社会復帰にまず歩行訓練
被害者の体験と目撃現場(9)
監禁された6カ月の間、入浴やトイレ以外はずっと一室にいて、横になったり本を読んだりしていただけだった舞さん。外界の光を浴び、大地の感触を得て一歩前に踏み出そうとしても、足が引きつり、けいれんを起こしそうで、思うように歩けなかった。ふくらはぎは筋肉がほとんどなくなり、足が棒のように細くなっていた。
社会復帰には、まず歩行訓練から始めなければならなかった。時間を見つけては歩くよう努めたが、最初の散歩は友人に脇を抱えてもらいながら、ようやく歩を進める始末だった。

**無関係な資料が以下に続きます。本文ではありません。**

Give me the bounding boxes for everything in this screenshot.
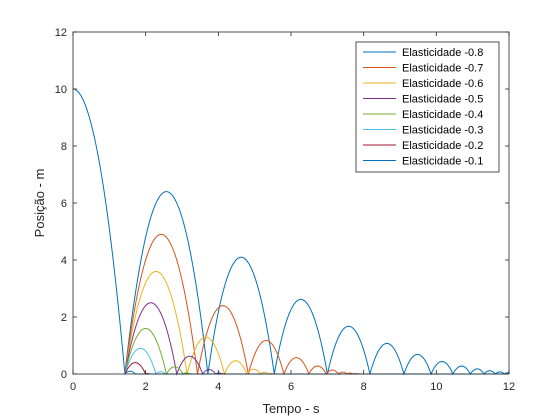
x-tick-label: 10	[430, 381, 442, 393]
legend-label: Elasticidade -0.6	[402, 78, 483, 90]
x-tick-label: 8	[361, 381, 367, 393]
x-tick-label: 6	[288, 381, 294, 393]
x-tick-label: 2	[143, 381, 149, 393]
legend-box	[355, 41, 500, 173]
y-tick-label: 12	[55, 27, 67, 39]
legend-label: Elasticidade -0.7	[402, 63, 483, 75]
axes-layer: 0 2 4 6 8 10 12 0 2 4 6 8 10 12	[55, 27, 515, 393]
y-tick-label: 10	[55, 84, 67, 96]
legend-label: Elasticidade -0.5	[402, 94, 483, 106]
x-axis-label: Tempo - s	[262, 401, 320, 416]
y-tick-label: 0	[61, 369, 67, 381]
legend-label: Elasticidade -0.3	[402, 125, 483, 137]
series-line-1	[72, 88, 510, 376]
legend-label: Elasticidade -0.1	[402, 156, 483, 168]
x-tick-label: 4	[215, 381, 221, 393]
y-tick-label: 4	[61, 255, 67, 267]
y-axis-label: Posição - m	[32, 169, 47, 238]
legend-label: Elasticidade -0.4	[402, 109, 483, 121]
legend-label: Elasticidade -0.2	[402, 140, 483, 152]
x-tick-label: 0	[70, 381, 76, 393]
y-tick-label: 6	[61, 198, 67, 210]
legend: Elasticidade -0.8 Elasticidade -0.7 Elasti…	[355, 41, 500, 173]
y-tick-label: 2	[61, 312, 67, 324]
legend-label: Elasticidade -0.8	[402, 47, 483, 59]
y-tick-label: 8	[61, 141, 67, 153]
x-tick-label: 12	[503, 381, 515, 393]
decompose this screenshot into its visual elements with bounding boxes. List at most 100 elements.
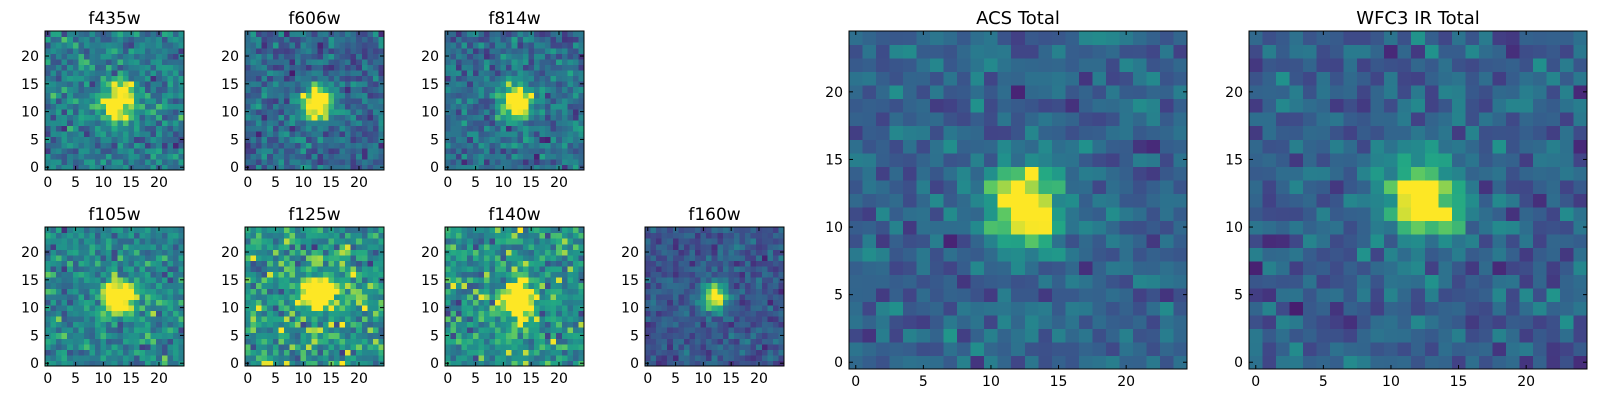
heatmap-cell [250, 277, 257, 284]
y-tick-label: 10 [421, 105, 439, 121]
heatmap-cell [128, 86, 135, 93]
heatmap-cell [778, 343, 785, 350]
heatmap-cell [128, 114, 135, 121]
heatmap-cell [578, 58, 585, 65]
heatmap-cell [117, 249, 124, 256]
heatmap-cell [117, 108, 124, 115]
heatmap-cell [45, 299, 52, 306]
heatmap-cell [500, 327, 507, 334]
heatmap-cell [372, 97, 380, 104]
heatmap-cell [283, 86, 291, 93]
heatmap-cell [122, 249, 129, 256]
heatmap-cell [156, 125, 163, 132]
heatmap-cell [295, 349, 302, 356]
heatmap-cell [122, 58, 129, 65]
heatmap-cell [728, 315, 735, 323]
heatmap-cell [1105, 260, 1120, 275]
heatmap-cell [1173, 220, 1188, 235]
heatmap-cell [311, 282, 318, 289]
heatmap-cell [467, 158, 474, 166]
heatmap-cell [378, 260, 385, 267]
heatmap-cell [245, 86, 252, 93]
heatmap-cell [656, 238, 663, 245]
heatmap-cell [745, 343, 752, 350]
heatmap-cell [1051, 179, 1066, 194]
heatmap-cell [372, 271, 380, 278]
heatmap-cell [167, 232, 174, 239]
heatmap-cell [333, 142, 341, 149]
heatmap-cell [756, 282, 763, 289]
heatmap-cell [300, 293, 307, 300]
heatmap-cell [345, 64, 352, 71]
heatmap-cell [678, 321, 685, 328]
heatmap-cell [133, 343, 141, 350]
heatmap-cell [172, 142, 180, 149]
heatmap-cell [1146, 301, 1161, 316]
heatmap-cell [128, 92, 135, 99]
heatmap-cell [572, 304, 580, 311]
heatmap-cell [95, 299, 102, 306]
heatmap-cell [1038, 152, 1053, 167]
heatmap-cell [489, 142, 496, 149]
heatmap-cell [495, 114, 502, 121]
heatmap-cell [711, 332, 718, 339]
heatmap-cell [1011, 287, 1026, 302]
heatmap-cell [483, 254, 491, 261]
heatmap-cell [83, 304, 91, 311]
heatmap-cell [117, 243, 124, 250]
heatmap-cell [678, 282, 685, 289]
heatmap-cell [67, 232, 74, 239]
heatmap-cell [67, 69, 74, 77]
heatmap-cell [295, 293, 302, 300]
heatmap-cell [156, 86, 163, 93]
heatmap-cell [495, 31, 502, 38]
heatmap-cell [328, 158, 335, 166]
heatmap-cell [672, 354, 679, 362]
heatmap-cell [767, 304, 774, 311]
heatmap-cell [467, 260, 474, 267]
heatmap-cell [930, 301, 945, 316]
heatmap-cell [1024, 341, 1039, 357]
heatmap-cell [150, 31, 157, 38]
heatmap-cell [461, 271, 468, 278]
heatmap-cell [250, 64, 257, 71]
heatmap-cell [167, 271, 174, 278]
heatmap-cell [550, 136, 557, 143]
heatmap-cell [528, 282, 535, 289]
heatmap-cell [256, 158, 263, 166]
heatmap-cell [522, 360, 529, 367]
heatmap-cell [256, 31, 263, 38]
heatmap-cell [322, 136, 329, 143]
heatmap-cell [500, 282, 507, 289]
heatmap-cell [722, 238, 729, 245]
heatmap-cell [506, 288, 513, 295]
heatmap-cell [489, 114, 496, 121]
heatmap-cell [495, 282, 502, 289]
heatmap-cell [567, 360, 574, 367]
heatmap-cell [450, 343, 457, 350]
heatmap-cell [500, 97, 507, 104]
heatmap-cell [128, 260, 135, 267]
heatmap-cell [356, 97, 363, 104]
heatmap-cell [133, 293, 141, 300]
heatmap-cell [706, 249, 713, 256]
heatmap-cell [683, 343, 691, 350]
heatmap-cell [311, 86, 318, 93]
heatmap-cell [450, 249, 457, 256]
heatmap-cell [849, 247, 864, 262]
heatmap-cell [876, 193, 891, 208]
heatmap-cell [1159, 193, 1175, 208]
heatmap-cell [339, 81, 346, 88]
heatmap-cell [78, 243, 85, 250]
heatmap-cell [567, 103, 574, 110]
heatmap-cell [361, 36, 368, 43]
heatmap-cell [278, 31, 285, 38]
heatmap-cell [67, 125, 74, 132]
heatmap-cell [311, 332, 318, 339]
heatmap-cell [345, 131, 352, 138]
heatmap-cell [445, 354, 452, 362]
heatmap-cell [156, 254, 163, 261]
heatmap-cell [1038, 193, 1053, 208]
heatmap-cell [250, 249, 257, 256]
heatmap-cell [1119, 179, 1134, 194]
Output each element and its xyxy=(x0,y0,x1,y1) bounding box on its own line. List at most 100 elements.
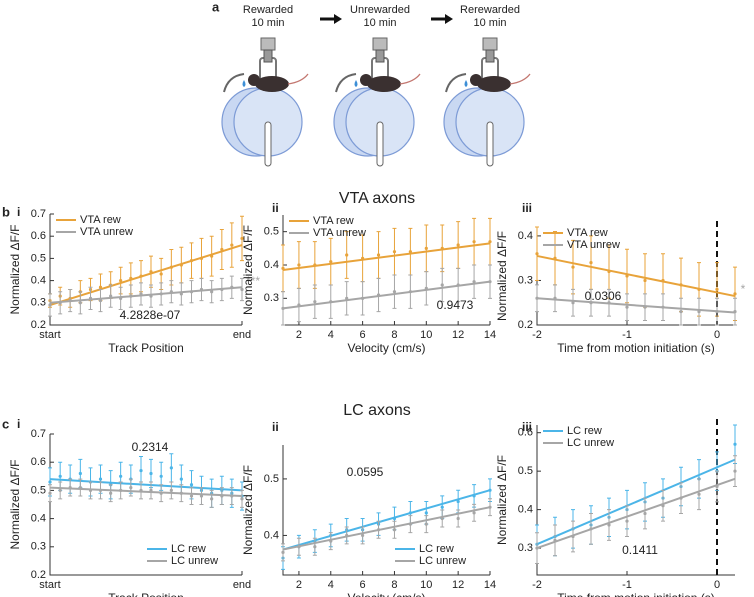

一方、精神的にも両親に監禁されたショックや、「また連れて行かれるのではないか」という不安感、恐怖心がつきまとった。仕事がまったく手につかず、職場に復帰してすぐ長期休暇を願い出た。それまで、親に隠し立てするようなことはなかったが、この時は新しい住居も連絡先も知らせなかった。
それでも「ここまで捕まえに追いかけてくるのではないか」という思いがどうしても抜け切らなかった。わずか数カ月の間に住まいを幾度も変えた。その後、精神的に少しずつ安定してくると、職場に復帰し住む所もひとところに落ち着くようになった。
解放された翌92年夏には、3万双合同結婚式がソウルで開かれることになった。舞さんは事前に両親に職場まで来てもらい、式に参加する意思を伝えるまでになった。
舞さんは韓国人男性と結ばれた。この時の合同結婚式には女優の桜田淳子さんらが参加し、マスコミの話題をさらった。
協会本部にはマスコミの取材が殺到した。この年の秋ごろ、TBSから拉致監禁で被害を受けた信者を取材したいとの申し入れがあり、舞さんが応じることになった。
その時、舞さんは1年前まで監禁されていた西荻窪のマンションなどの撮影に協力したり、近くの公園でリポーターの下村健一さんからインタビューを受けたりした。TBSは、日曜日の礼拝にも来て、その様子を撮影していった。
インタビューでは、拉致監禁のこと以外にマスコミが批判していた「霊感商法」問題についても意見を求められた。舞さんは、いっさい関わっていなかったので、その通り答えたが、年末に放映された番組の中では、その箇所がカットされていた。編集段階で、脱会屋の宮村峻氏が「この部分はまずい」と指摘したので、その通りになったのだと、のちに2回目の監禁中に当の宮村氏から聞いたという。
舞さんは翌93年2月、韓国で家庭を持つ準備のために渡韓し、入籍も済ませた。その後、夫を紹介するために両親に韓国まで足を運んでもらったり、協会主催の日本人向けの勉強会に母親を呼んで泊りがけで出席してもらったこともあった。
ところが、後日、母親に聞かされたのは、これらの渡韓は、宮村氏に相談し、「(舞さんの)警戒を解くために行った方がいい」とアドバイスを受けたためだったという。本当は行きたくなかったのに、宮村氏の仕切りで仕方なく出向いたというのである。